La particolarità del sapore e la capacità fermentante sono date dall’unione di latticello e bicarbonato di sodio (il “soda“, appunto). Poiché da noi il latticello non è un prodotto facilmente recuperabile al supermercato, quasi sempre le nostre ricette italiane di questo pane prevedono una miscela di yogurt e latte a cui è aggiunto del succo di limone.

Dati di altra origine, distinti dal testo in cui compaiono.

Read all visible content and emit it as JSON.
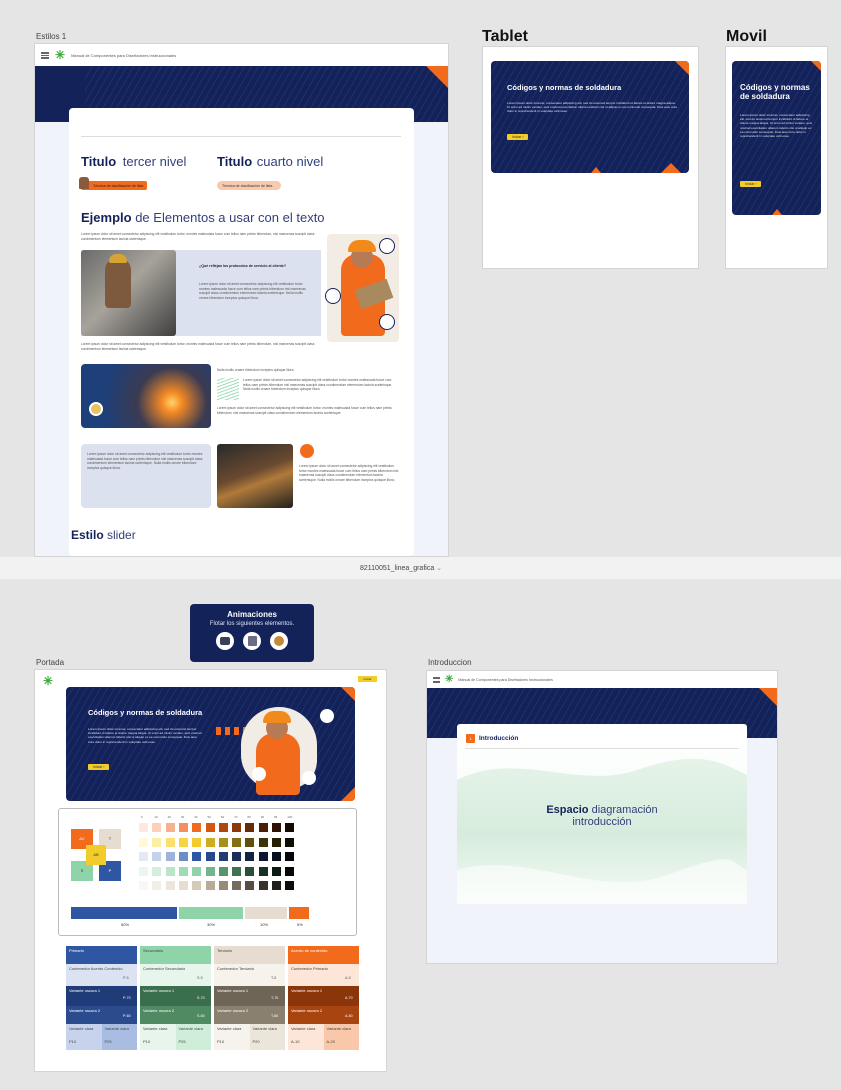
{
  "frames": {
    "estilos": "Estilos 1",
    "tablet": "Tablet",
    "movil": "Movil",
    "portada": "Portada",
    "introduccion": "Introduccion"
  },
  "header": {
    "manual": "Manual de Componentes para Diseñadores Instruccionales"
  },
  "estilos": {
    "h3_bold": "Titulo",
    "h3_light": "tercer nivel",
    "h4_bold": "Titulo",
    "h4_light": "cuarto nivel",
    "tag1": "Técnica de clasificación de lista",
    "tag2": "Técnica de clasificación de lista",
    "ejemplo_bold": "Ejemplo",
    "ejemplo_light": "de Elementos a usar con el texto",
    "lorem_long": "Lorem ipsum dolor sit amet consectetur adipiscing elit vestibulum tortor, montes malesuada fusce cum tellus nam primis bibendum, nisl maecenas suscipit class condimentum elementum lacinia scelerisque.",
    "question": "¿Qué reflejan los protocolos de servicio al cliente?",
    "lorem_mid": "Lorem ipsum dolor sit amet consectetur adipiscing elit vestibulum tortor montes malesuada fusce cum tellus nam primis bibendum nisl maecenas suscipit class condimentum elementum lacinia scelerisque. Nulla mollis ornare bibendum inceptos quisque litora.",
    "lorem_short": "Nulla mollis ornare bibendum inceptos quisque litora.",
    "estilo_bold": "Estilo",
    "estilo_light": "slider"
  },
  "hero": {
    "title": "Códigos y normas de soldadura",
    "text": "Lorem ipsum dolor sit amet, consectetur adipiscing elit, sed do eiusmod tempor incididunt ut labore et dolore magna aliqua. Ut enim ad minim veniam, quis nostrud exercitation ullamco laboris nisi ut aliquip ex ea commodo consequat. Duis aute irure dolor in reprehenderit in voluptate velit esse.",
    "button": "Iniciar"
  },
  "canvas_label": "82110051_linea_grafica",
  "animaciones": {
    "title": "Animaciones",
    "subtitle": "Flotar los siguientes elementos."
  },
  "palette": {
    "ratios": [
      "50%",
      "30%",
      "10%",
      "5%"
    ],
    "blocks": [
      "AC",
      "T",
      "AB",
      "S",
      "P"
    ],
    "cols": [
      "0",
      "10",
      "20",
      "30",
      "40",
      "50",
      "60",
      "70",
      "80",
      "90",
      "95",
      "100"
    ],
    "cards": [
      {
        "name": "Primario",
        "cont": "Contenedor Acento Contenido",
        "code": "P-5",
        "v1": "Variante oscura 1",
        "c1": "P-70",
        "v2": "Variante oscura 2",
        "c2": "P-60",
        "l1": "Variante clara",
        "l2": "Variante clara",
        "p1": "P10",
        "p2": "P25"
      },
      {
        "name": "Secundario",
        "cont": "Contenedor Secundario",
        "code": "S-5",
        "v1": "Variante oscura 1",
        "c1": "S-70",
        "v2": "Variante oscura 2",
        "c2": "S-60",
        "l1": "Variante clara",
        "l2": "Variante clara",
        "p1": "P10",
        "p2": "P25"
      },
      {
        "name": "Terciario",
        "cont": "Contenedor Terciario",
        "code": "T-5",
        "v1": "Variante oscura 1",
        "c1": "T-70",
        "v2": "Variante oscura 2",
        "c2": "T-60",
        "l1": "Variante clara",
        "l2": "Variante clara",
        "p1": "P10",
        "p2": "P20"
      },
      {
        "name": "Acento de contenido",
        "cont": "Contenedor Primario",
        "code": "A-5",
        "v1": "Variante oscura 1",
        "c1": "A-70",
        "v2": "Variante oscura 2",
        "c2": "A-60",
        "l1": "Variante clara",
        "l2": "Variante clara",
        "p1": "A-10",
        "p2": "A-20"
      }
    ]
  },
  "intro": {
    "title": "Introducción",
    "espacio_bold": "Espacio",
    "espacio_light": "diagramación",
    "espacio_line2": "introducción"
  },
  "colors": {
    "navy": "#14225a",
    "orange": "#f26a1b",
    "yellow": "#f2cc2a",
    "green": "#8fd4a8",
    "beige": "#e6ddd0",
    "blue": "#2f56a3"
  }
}
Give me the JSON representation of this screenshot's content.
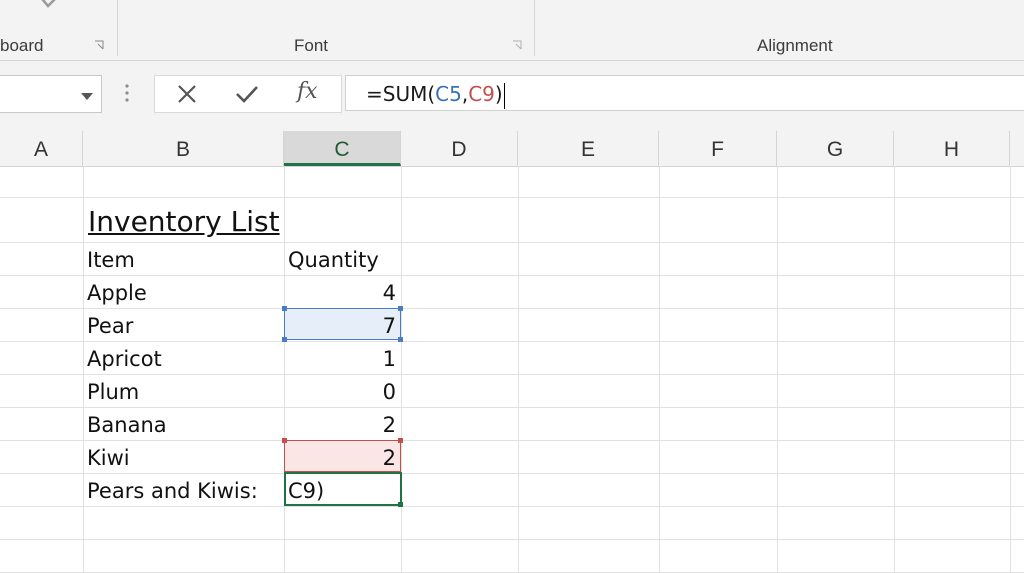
{
  "ribbon": {
    "groups": [
      {
        "label": "board"
      },
      {
        "label": "Font"
      },
      {
        "label": "Alignment"
      }
    ]
  },
  "formula_bar": {
    "name_box_value": "",
    "fx_label": "fx",
    "formula_prefix": "=SUM(",
    "ref1": "C5",
    "comma": ",",
    "ref2": "C9",
    "formula_suffix": ")"
  },
  "columns": [
    "A",
    "B",
    "C",
    "D",
    "E",
    "F",
    "G",
    "H"
  ],
  "active_column": "C",
  "sheet": {
    "title": "Inventory List",
    "header_item": "Item",
    "header_quantity": "Quantity",
    "rows": [
      {
        "item": "Apple",
        "qty": "4"
      },
      {
        "item": "Pear",
        "qty": "7"
      },
      {
        "item": "Apricot",
        "qty": "1"
      },
      {
        "item": "Plum",
        "qty": "0"
      },
      {
        "item": "Banana",
        "qty": "2"
      },
      {
        "item": "Kiwi",
        "qty": "2"
      }
    ],
    "total_label": "Pears and Kiwis:",
    "editing_cell_text": "C9)"
  },
  "colors": {
    "excel_green": "#217346",
    "ref_blue": "#3a72b8",
    "ref_red": "#c0504d"
  }
}
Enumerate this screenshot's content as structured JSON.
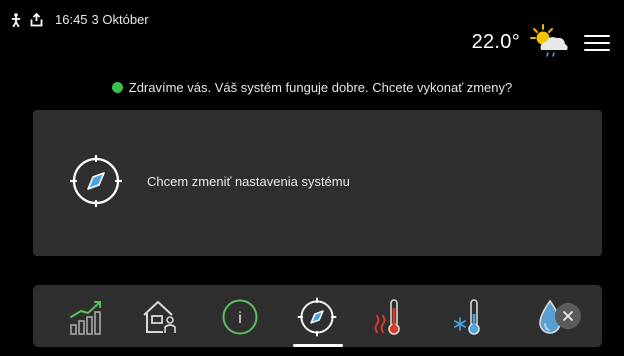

Questo, insieme al bicarbonato, fa si che si possa avere un pane senza lievito, ma ben lievitato, dalla crosta croccante e dalla mollica soffice. Si capisce bene come un pane del genere possa essere una soluzione ottimale per tutti coloro che non possono consumare i lieviti.
Ingredienti:
- 90 g farina di riso finissima *
- 90 g farina di riso integrale finissima *
- 20 g farina di grano saraceno *
- 80 g fecola di patate *
- 80 g maizena *
- 14 g xantano
- 1 cucchiaino di bicarbonato di sodio
- 1 cucchiaino scarso di sale
- 150 g yogurt magro bianco
- 210 g latte
- il succo di mezzo limone
*tutti gli ingredienti contrassegnati dall’asterisco devono essere certificati gluten free
Procedimento:
- Pre-riscalda il forno a 235° in modalità statica, lasciando la pietra refrattaria sulla penultima griglia in basso del forno.
- Versa in una ciotola il latte, lo yogurt e il succo di limone e mescola. Metti da parte per 10 minuti.
- Trascorsi i 10 minuti, versa in ciotola tutte le farine, gli amidi, lo xantano, il bicarbonato e il sale e mescola con la frusta.
- Unisci la miscela di yogurt e latte e inizia a mescolare con un cucchiaio di legno.
- Una volta che il liquido è stato incorporato (ci vorrà qualche secondo), trasferisci l’impasto sulla spianatoia (per me un silpat, così ho spolverato pochissimo con farina) e lavoralo quel tanto che basta affinché tu possa ottenere un impasto più possibile omogeneo, anche se non del tutto liscio.
- Allargalo, piegalo su se stesso e forma una pagnotta. Se servisse, spolveralo con poca farina di riso.
- Sistema su carta da forno e metti attorno un cerchio in acciaio, così da contenere la crescita del pane nel forno.
- Pratica un taglio a croce al centro e inforna.
- Cuocilo per 15 minuti, poi abbassa la temperatura a 200° e cuocilo ancora per 30 minuti.
- Sposta la griglia al centro del forno, togli la pietra refrattaria, il cerchio in acciaio e la carta da forno e inforna a 180° in modalità ventilata per altri 25 minuti.
- Tira fuori il pane dal forno e poggialo su una griglia dove dovrai farlo COMPLETAMENTE raffreddare.
Consigli:
- Questo impasto va lavorato poco, giusto il tempo di poter dare una forma regolare alla pasta.
- Se non vuoi usare farina di riso integrale, puoi usare tutta farina di riso bianca. Puoi anche sostituire il grano saraceno con miglio, sorgo o quinoa.
- Se affetti il pane quando è caldo, la mollica si rovinerà perché non hai dato abbastanza tempo al vapore di evaporare. Se aspetti che il pane sia freddo, la mollica, pur restando molto morbida, sarà anche più asciutta.
- La lunga cottura in forno, nel caso di questo pane senza glutine, è dovuta all’idratazione al 100%, dobbiamo dare tempo all’acqua nell’impasto di evaporare. In caso tu abbia la pentola di cottura in forno per il pane, puoi usarla: il pane verrà anche meglio, ma dovrai togliere il coperchio dopo i primi 15 minuti di cottura.
- La mollica deve essere compatta e la crosta croccante e questo pane resiste due o tre giorni anche senza essere congelato.
Quindi che si tratti di un'esigenza specifica o di una semplice curiosità culinaria, il pane con sola farina di riso senza lievito offre un'alternativa gustosa e versatile al pane tradizionale.